In order to use this pakage, the user must specify two files: a config file containing parameters, and a run script.
This is a yaml file containing hyper-parameters, sbatch flags, and a other options. It has the following format:
logdir: path/to/logdir # required
prefix: exp_name_prefix # optional. default: exp
njobs: 2 # number of slurm jobs to launch for each experiment. required
algorithm: random # or grid. required
nexps: 10 # number of experiments to laucnh when using random search.
# Hyperparameters. Parameter values can be specified with the "values" and "range" keywords.
# When using grid search, all parameters must have the "values" keyword or be constant.
# When using random search, parameters will be sampled uniformly from "range" if specified else "values".
# When using the "range" keyword, you can specify a scale to sample in (linear or log).
# Parameters can be assigned to groups for grid search. The values of the grouped parameters
# will be iterated over as if they were a single parameter.
params:
p1: 5 # consntant
p2:
values: [1,2,3,4,5]
namespace1:
p3:
range: [1, 10]
scale: linear
p4:
range: [1, 100] # will sample from "range" when using random search,
# and iterate over "values" when using grid search.
values: [1, 100]
scale: log
p5:
values: [1,3,5]
group: 0
p6:
values: [0,2,4]
group: 0 # For grid search, p6 will have value 0 when p5 has value 1,
# 2 when p5 has value 3, and so on.
# Define sbatch flags here.
# The "d", "J", and "o" flags are used by this package and shouldn't be defined here.
slurm:
p: contrib-cpu
c: 2
C: avx&highmem
The run script should run the user's code with the specified parameters. It has the following interface:
./run_script params.yaml
Using the above config file, the "params.yaml" file might look like this:
logdir: path/to/logdir/exp_name_prefix0
p1: 5
p2: 5
namespace1:
p3: 5.655377361451643
p4: 14.188903177147603
p5: 1
p6: 0
Once installed, the pakage has three functions: "launch", "add_jobs", and "copy_exp".

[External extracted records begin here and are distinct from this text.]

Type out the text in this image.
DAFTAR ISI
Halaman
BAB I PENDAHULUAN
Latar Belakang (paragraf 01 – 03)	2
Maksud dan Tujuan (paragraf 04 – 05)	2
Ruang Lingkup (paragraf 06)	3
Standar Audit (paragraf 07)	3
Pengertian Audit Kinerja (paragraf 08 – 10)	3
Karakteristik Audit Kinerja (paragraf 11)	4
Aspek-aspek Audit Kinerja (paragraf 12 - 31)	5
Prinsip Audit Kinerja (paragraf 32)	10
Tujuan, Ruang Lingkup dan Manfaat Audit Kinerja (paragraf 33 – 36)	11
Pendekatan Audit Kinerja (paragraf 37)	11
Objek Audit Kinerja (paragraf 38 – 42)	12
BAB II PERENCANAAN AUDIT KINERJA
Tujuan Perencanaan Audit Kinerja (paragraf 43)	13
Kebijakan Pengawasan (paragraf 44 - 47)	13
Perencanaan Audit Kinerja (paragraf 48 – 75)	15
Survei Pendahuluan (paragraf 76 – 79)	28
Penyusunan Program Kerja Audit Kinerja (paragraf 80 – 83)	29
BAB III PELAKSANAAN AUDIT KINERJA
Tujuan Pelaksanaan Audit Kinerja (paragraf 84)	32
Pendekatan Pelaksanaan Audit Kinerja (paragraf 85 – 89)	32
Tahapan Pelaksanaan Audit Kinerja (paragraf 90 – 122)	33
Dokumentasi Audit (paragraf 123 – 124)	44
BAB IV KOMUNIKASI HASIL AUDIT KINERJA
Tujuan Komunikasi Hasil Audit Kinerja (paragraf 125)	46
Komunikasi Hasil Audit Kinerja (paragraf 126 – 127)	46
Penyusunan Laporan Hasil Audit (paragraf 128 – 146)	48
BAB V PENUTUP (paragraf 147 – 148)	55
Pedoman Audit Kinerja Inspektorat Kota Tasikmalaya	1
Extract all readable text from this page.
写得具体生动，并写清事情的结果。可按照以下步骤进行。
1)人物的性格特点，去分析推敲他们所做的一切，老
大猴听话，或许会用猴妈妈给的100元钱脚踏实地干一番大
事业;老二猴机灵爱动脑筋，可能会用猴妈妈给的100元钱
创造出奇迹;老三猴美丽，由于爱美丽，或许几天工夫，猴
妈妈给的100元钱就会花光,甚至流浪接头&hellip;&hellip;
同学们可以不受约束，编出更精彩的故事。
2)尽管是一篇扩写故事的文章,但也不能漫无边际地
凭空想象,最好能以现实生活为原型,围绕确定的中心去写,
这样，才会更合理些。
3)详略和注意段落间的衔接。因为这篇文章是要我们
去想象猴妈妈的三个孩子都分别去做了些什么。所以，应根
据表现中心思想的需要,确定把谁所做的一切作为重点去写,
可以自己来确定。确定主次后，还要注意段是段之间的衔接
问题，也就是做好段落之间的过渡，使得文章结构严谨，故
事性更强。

python -m slurm.launch config.yaml run_script
This command will set up the log directory and launch slurm jobs using sbatch.
python -m slurm.add_jobs path/to/logdir -n num_jobs -e exp0 exp1
This command launches additional slurm jobs using sbatch for the specified experiments in a log directory. If the "-e" flag is unused, all experiments will be extended.
python -m slurm.copy_exp path/to/logdir expname newexpname -l newlogdir
This command clones an experiment directory under a new name and creates the necessary files so that the new experiment can be run with the add_jobs command. The "-l" flag optionally allows the user to copy the experiment to a new log directory.
This package can be installed by cloning the github reqopsitory, and then installing with pip:
pip install -e /path/to/repository